A Blasting News promete em seu processo de jornalismo “oferecer aos seus leitores os dois lados de cada história”. No entanto, a amostragem de notícias publicadas na versão brasileira da plataforma mostra que a pluralidade prometida não é entregada.

Além de entre todos os políticos somente Bolsonaro ter um canal especialmente dedicado, nas notícias de política verificadas às 19h10 desta quinta-feira, 4, o candidato à presidência pelo PSL tinha 29 ocorrências contra seis de Ciro Gomes, quatro de Fernando Haddad, duas de Geraldo Alckmin, uma para Marina Silva e uma para João Amoedo. As ocorrências dos nomes na página podem estar no link de uma notícia ou seu subtítulo.

Empresa líder

Sediada em Londres e com escritório em cinco países, a empresa criada em 2013 é considerada líder mundial em seu modelo de negócio, que funciona de forma parecida com a Wikipédia e já conta com publicações em 25 idiomas.
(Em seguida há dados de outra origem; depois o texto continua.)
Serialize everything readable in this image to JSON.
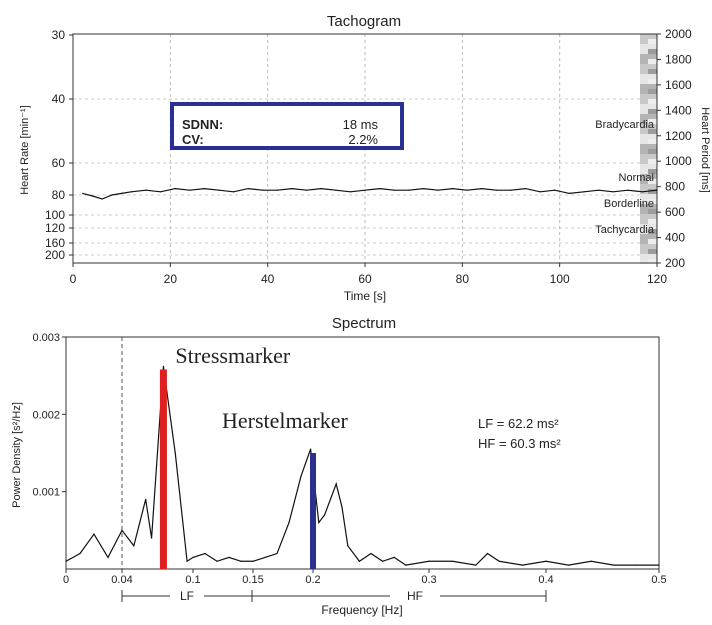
{
  "tachogram": {
    "title": "Tachogram",
    "xlabel": "Time [s]",
    "ylabel_left": "Heart Rate [min⁻¹]",
    "ylabel_right": "Heart Period [ms]",
    "x_ticks": [
      "0",
      "20",
      "40",
      "60",
      "80",
      "100",
      "120"
    ],
    "y_left_ticks": [
      "30",
      "40",
      "60",
      "80",
      "100",
      "120",
      "160",
      "200"
    ],
    "y_right_ticks": [
      "2000",
      "1800",
      "1600",
      "1400",
      "1200",
      "1000",
      "800",
      "600",
      "400",
      "200"
    ],
    "zones": [
      "Bradycardia",
      "Normal",
      "Borderline",
      "Tachycardia"
    ],
    "stats": {
      "sdnn_label": "SDNN:",
      "sdnn_value": "18 ms",
      "cv_label": "CV:",
      "cv_value": "2.2%"
    },
    "box_color": "#2b2f8f"
  },
  "spectrum": {
    "title": "Spectrum",
    "xlabel": "Frequency [Hz]",
    "ylabel": "Power Density [s²/Hz]",
    "x_ticks": [
      "0",
      "0.04",
      "0.1",
      "0.15",
      "0.2",
      "0.3",
      "0.4",
      "0.5"
    ],
    "y_ticks": [
      "0.003",
      "0.002",
      "0.001"
    ],
    "band_labels": [
      "LF",
      "HF"
    ],
    "lf_text": "LF = 62.2 ms²",
    "hf_text": "HF = 60.3 ms²",
    "stress_marker": {
      "label": "Stressmarker",
      "color": "#e02020",
      "x": 0.075,
      "y": 0.00258
    },
    "recovery_marker": {
      "label": "Herstelmarker",
      "color": "#2b2f8f",
      "x": 0.2,
      "y": 0.0015
    }
  },
  "chart_data": [
    {
      "type": "line",
      "title": "Tachogram",
      "xlabel": "Time [s]",
      "ylabel": "Heart Rate [min⁻¹]",
      "xlim": [
        0,
        120
      ],
      "y_right_label": "Heart Period [ms]",
      "y_right_lim": [
        200,
        2000
      ],
      "series": [
        {
          "x": [
            2,
            4,
            6,
            8,
            10,
            12,
            15,
            18,
            21,
            24,
            27,
            30,
            33,
            36,
            39,
            42,
            45,
            48,
            51,
            54,
            57,
            60,
            63,
            66,
            69,
            72,
            75,
            78,
            81,
            84,
            87,
            90,
            93,
            96,
            99,
            102,
            105,
            108,
            111,
            114,
            117,
            120
          ],
          "y": [
            79,
            81,
            84,
            80,
            79,
            78,
            77,
            78,
            76,
            77,
            76,
            77,
            78,
            76,
            77,
            77,
            76,
            77,
            76,
            77,
            78,
            77,
            76,
            77,
            77,
            76,
            77,
            76,
            77,
            76,
            77,
            77,
            76,
            78,
            77,
            79,
            78,
            77,
            78,
            77,
            78,
            77
          ]
        }
      ]
    },
    {
      "type": "line",
      "title": "Spectrum",
      "xlabel": "Frequency [Hz]",
      "ylabel": "Power Density [s²/Hz]",
      "xlim": [
        0,
        0.5
      ],
      "ylim": [
        0,
        0.003
      ],
      "series": [
        {
          "x": [
            0.0,
            0.01,
            0.02,
            0.03,
            0.04,
            0.05,
            0.06,
            0.065,
            0.075,
            0.085,
            0.095,
            0.1,
            0.11,
            0.12,
            0.13,
            0.14,
            0.15,
            0.16,
            0.17,
            0.18,
            0.19,
            0.198,
            0.205,
            0.21,
            0.22,
            0.225,
            0.23,
            0.24,
            0.25,
            0.26,
            0.27,
            0.28,
            0.3,
            0.32,
            0.34,
            0.35,
            0.36,
            0.38,
            0.4,
            0.42,
            0.44,
            0.46,
            0.48,
            0.5
          ],
          "y": [
            0.0001,
            0.0002,
            0.00045,
            0.00015,
            0.0005,
            0.0003,
            0.0009,
            0.0004,
            0.00262,
            0.0015,
            0.0001,
            0.00015,
            0.0002,
            0.0001,
            0.00015,
            0.0001,
            0.0001,
            0.00015,
            0.0002,
            0.0006,
            0.0012,
            0.00155,
            0.0006,
            0.0007,
            0.0011,
            0.0008,
            0.0003,
            0.0001,
            0.0002,
            0.0001,
            0.00015,
            5e-05,
            0.0001,
            0.0001,
            5e-05,
            0.0002,
            0.0001,
            5e-05,
            0.0001,
            5e-05,
            0.0001,
            5e-05,
            5e-05,
            5e-05
          ]
        }
      ]
    }
  ]
}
Com mais de 300 milhões de visualizações de vídeos mensais, 26 mil artigos e 16 mil notícias por vídeo publicadas por mês, realizados de forma colaborativa, a empresa afirma que a plataforma tem uma rigorosa curadoria. De acordo com informes recentes da Blasting News, uma equipe de 200 curadores seniors de conteúdo, chamados de “Senior Blasters” podem aprovar, rejeitar ou alterar o conteúdo para garantir que informações falsas, conteúdo ofensivo e notícias sensacionalistas não acabem publicadas.

Apesar do esforço alegado pela plataforma, a Blasting News tem sido constantemente acusada de disseminar fake news (notícias falsas) ou de qualidade duvidosa. A plataforma paga criadores de conteúdo que nem sempre são jornalistas profissionais, os chamados “social blaster”, pessoas que avalia ter “influência digital”.

Nota da editora: Não reproduzimos os links do site citado na matéria para não incentivar crime eleitoral.